Any planned expenditure of CAPMAINT should demonstrate, through cost-benefit analysis, the impact on the OPEX budget as a result of this investment, with the necessary adjustments to OPEX for future years. In this way, reductions in future OPEX are carried out in a structured way rather than being driven by fixed financial objectives. This naturally leads to a focus on asset performance, planned investment to resolve issues and reduced OPEX as an outcome.
THE FUTURE
Asset Management has made its first tentative steps into promoting the needs of the assets as the foundations underpinning an organisation’s business model, but has made mistakes in applying generic business models in all situations.

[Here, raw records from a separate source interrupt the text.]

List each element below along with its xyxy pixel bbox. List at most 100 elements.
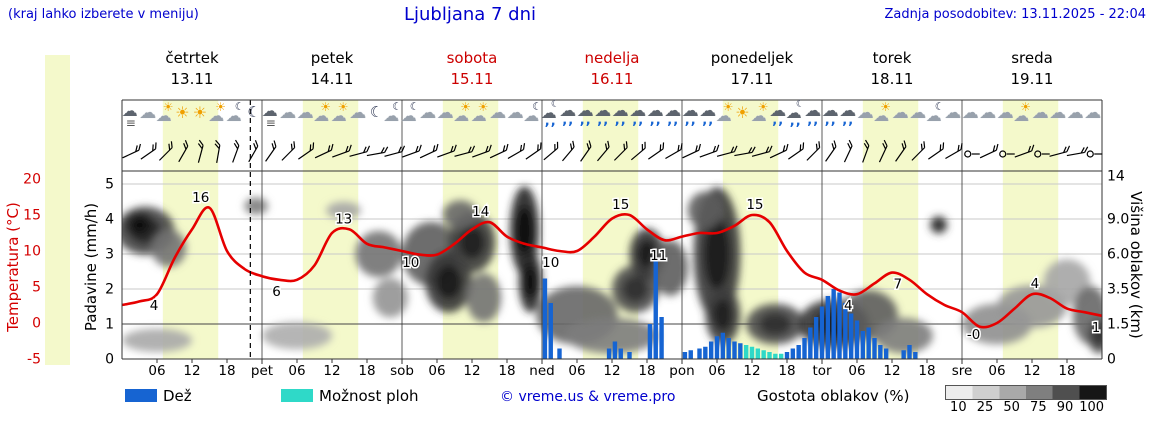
- svg-text:14: 14: [472, 204, 489, 220]
- rain-legend-swatch: [125, 389, 157, 402]
- svg-text:-5: -5: [27, 352, 41, 368]
- svg-text:12: 12: [323, 363, 340, 379]
- svg-text:18: 18: [918, 363, 935, 379]
- day-name: ponedeljek: [710, 49, 794, 67]
- svg-text:12: 12: [463, 363, 480, 379]
- svg-text:10: 10: [23, 244, 41, 260]
- svg-text:9.0: 9.0: [1107, 212, 1129, 228]
- svg-text:3: 3: [105, 247, 114, 263]
- svg-text:ned: ned: [529, 363, 554, 379]
- svg-text:5: 5: [105, 177, 114, 193]
- svg-text:15: 15: [746, 197, 763, 213]
- svg-text:06: 06: [428, 363, 445, 379]
- svg-text:1.5: 1.5: [1107, 317, 1129, 333]
- last-update-text: Zadnja posodobitev: 13.11.2025 - 22:04: [884, 7, 1146, 22]
- showers-legend-swatch: [281, 389, 313, 402]
- svg-text:18: 18: [638, 363, 655, 379]
- page-title: Ljubljana 7 dni: [403, 4, 537, 25]
- rain-bars: [542, 261, 918, 359]
- day-header-ponedeljek: ponedeljek 17.11: [682, 48, 822, 90]
- svg-text:10: 10: [402, 255, 419, 271]
- svg-text:06: 06: [148, 363, 165, 379]
- svg-text:06: 06: [568, 363, 585, 379]
- day-header-torek: torek 18.11: [822, 48, 962, 90]
- svg-text:12: 12: [883, 363, 900, 379]
- day-date: 19.11: [1010, 70, 1054, 88]
- day-name: četrtek: [165, 49, 219, 67]
- cloud-density-gradient: [945, 385, 1107, 400]
- density-tick-25: 25: [976, 400, 994, 415]
- day-header-sobota: sobota 15.11: [402, 48, 542, 90]
- svg-text:06: 06: [708, 363, 725, 379]
- svg-text:3.5: 3.5: [1107, 282, 1129, 298]
- density-tick-10: 10: [950, 400, 967, 415]
- shower-bars: [743, 345, 784, 359]
- svg-text:12: 12: [603, 363, 620, 379]
- day-header-nedelja: nedelja 16.11: [542, 48, 682, 90]
- svg-text:12: 12: [183, 363, 200, 379]
- showers-legend-label: Možnost ploh: [319, 387, 419, 405]
- svg-text:6: 6: [272, 284, 281, 300]
- temperature-curve: [121, 206, 1103, 329]
- day-date: 13.11: [170, 70, 214, 88]
- svg-text:4: 4: [150, 298, 159, 314]
- svg-text:06: 06: [848, 363, 865, 379]
- svg-text:1: 1: [105, 317, 114, 333]
- svg-text:16: 16: [192, 190, 209, 206]
- cloud-density-legend-label: Gostota oblakov (%): [757, 387, 910, 405]
- density-tick-50: 50: [1003, 400, 1020, 415]
- wind-barbs-row: [122, 139, 1103, 163]
- svg-text:06: 06: [988, 363, 1005, 379]
- svg-text:18: 18: [778, 363, 795, 379]
- svg-text:20: 20: [23, 172, 41, 188]
- svg-text:12: 12: [743, 363, 760, 379]
- day-name: petek: [310, 49, 354, 67]
- location-hint: (kraj lahko izberete v meniju): [8, 7, 199, 22]
- svg-text:18: 18: [218, 363, 235, 379]
- svg-text:10: 10: [542, 255, 559, 271]
- temperature-value-labels: 4 16 6 13 10 14 10 15 11 15 4 7 -0 4 1: [148, 188, 1102, 344]
- svg-text:4: 4: [105, 212, 114, 228]
- svg-text:tor: tor: [812, 363, 832, 379]
- svg-text:18: 18: [1058, 363, 1075, 379]
- svg-text:0: 0: [105, 352, 114, 368]
- density-tick-100: 100: [1079, 400, 1105, 415]
- svg-text:2: 2: [105, 282, 114, 298]
- svg-text:pet: pet: [251, 363, 273, 379]
- svg-text:18: 18: [358, 363, 375, 379]
- day-date: 17.11: [730, 70, 774, 88]
- svg-text:4: 4: [1031, 276, 1040, 292]
- day-name: torek: [872, 49, 912, 67]
- day-name: nedelja: [584, 49, 640, 67]
- density-tick-75: 75: [1030, 400, 1047, 415]
- day-header-četrtek: četrtek 13.11: [122, 48, 262, 90]
- day-date: 16.11: [590, 70, 634, 88]
- svg-text:sre: sre: [952, 363, 973, 379]
- svg-text:0: 0: [32, 316, 41, 332]
- copyright-link[interactable]: © vreme.us & vreme.pro: [500, 389, 676, 405]
- density-tick-90: 90: [1056, 400, 1074, 415]
- svg-text:5: 5: [32, 280, 41, 296]
- svg-text:15: 15: [23, 208, 41, 224]
- svg-text:06: 06: [288, 363, 305, 379]
- day-header-petek: petek 14.11: [262, 48, 402, 90]
- day-date: 14.11: [310, 70, 354, 88]
- svg-text:7: 7: [894, 277, 903, 293]
- day-date: 15.11: [450, 70, 494, 88]
- day-name: sreda: [1011, 49, 1053, 67]
- svg-text:pon: pon: [669, 363, 694, 379]
- rain-legend-label: Dež: [163, 387, 192, 405]
- left-decor-band: [45, 55, 70, 365]
- svg-text:13: 13: [335, 211, 352, 227]
- day-header-sreda: sreda 19.11: [962, 48, 1102, 90]
- svg-text:14: 14: [1107, 169, 1125, 185]
- svg-text:0: 0: [1107, 352, 1116, 368]
- svg-text:-0: -0: [967, 327, 980, 343]
- svg-text:4: 4: [844, 298, 853, 314]
- svg-text:12: 12: [1023, 363, 1040, 379]
- day-date: 18.11: [870, 70, 914, 88]
- svg-text:15: 15: [612, 197, 629, 213]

There is, in my view, a case for developing a specific business model for infrastructure management organisations whether they be rail, water, gas or electricity. The drivers and principles are similar. There has to be a shift from the OPEX/CAPEX mentality to (OPEX + CAPMAINT)/CAPSTRAT and the development of the Infrastructure Management Business Model which will deliver a much more robust and long-term solution to the operation and maintenance of physical assets.
Can the financial systems cope with such a change? If financial markets can provide investment funding for ‘not for profit’ mutual organisations then PLCs should be able to determine shareholder returns based on a mixed OPEX and CAPMAINT approach to running their infrastructure assets.
SUMMARY
Regulated infrastructure organisations are attempting to apply long term thinking through asset management in a short term environment which continuously drives down operating costs. The maintenance activity is caught in the middle – expected to contribute OPEX benefit while achieving improved performance and reliability in the long-term.
Asset Management Models are often applied generically, but for companies managing infrastructure assets an Infrastructure Management Model is required that recognises the importance of the asset operations function in the long term management of infrastructure assets.
Infrastructure Management changes financial management from an OPEX/CAPEX relationship to (OPEX + CAPMAINT)/CAPSTRAT.
Building an infrastructure organisation based on the ‘needs of the assets’ is the key to ensuring the long term-viability of assets. Genuine reductions in OPEX and capitalised failure costs then become possible and profitable operation is secured for the future.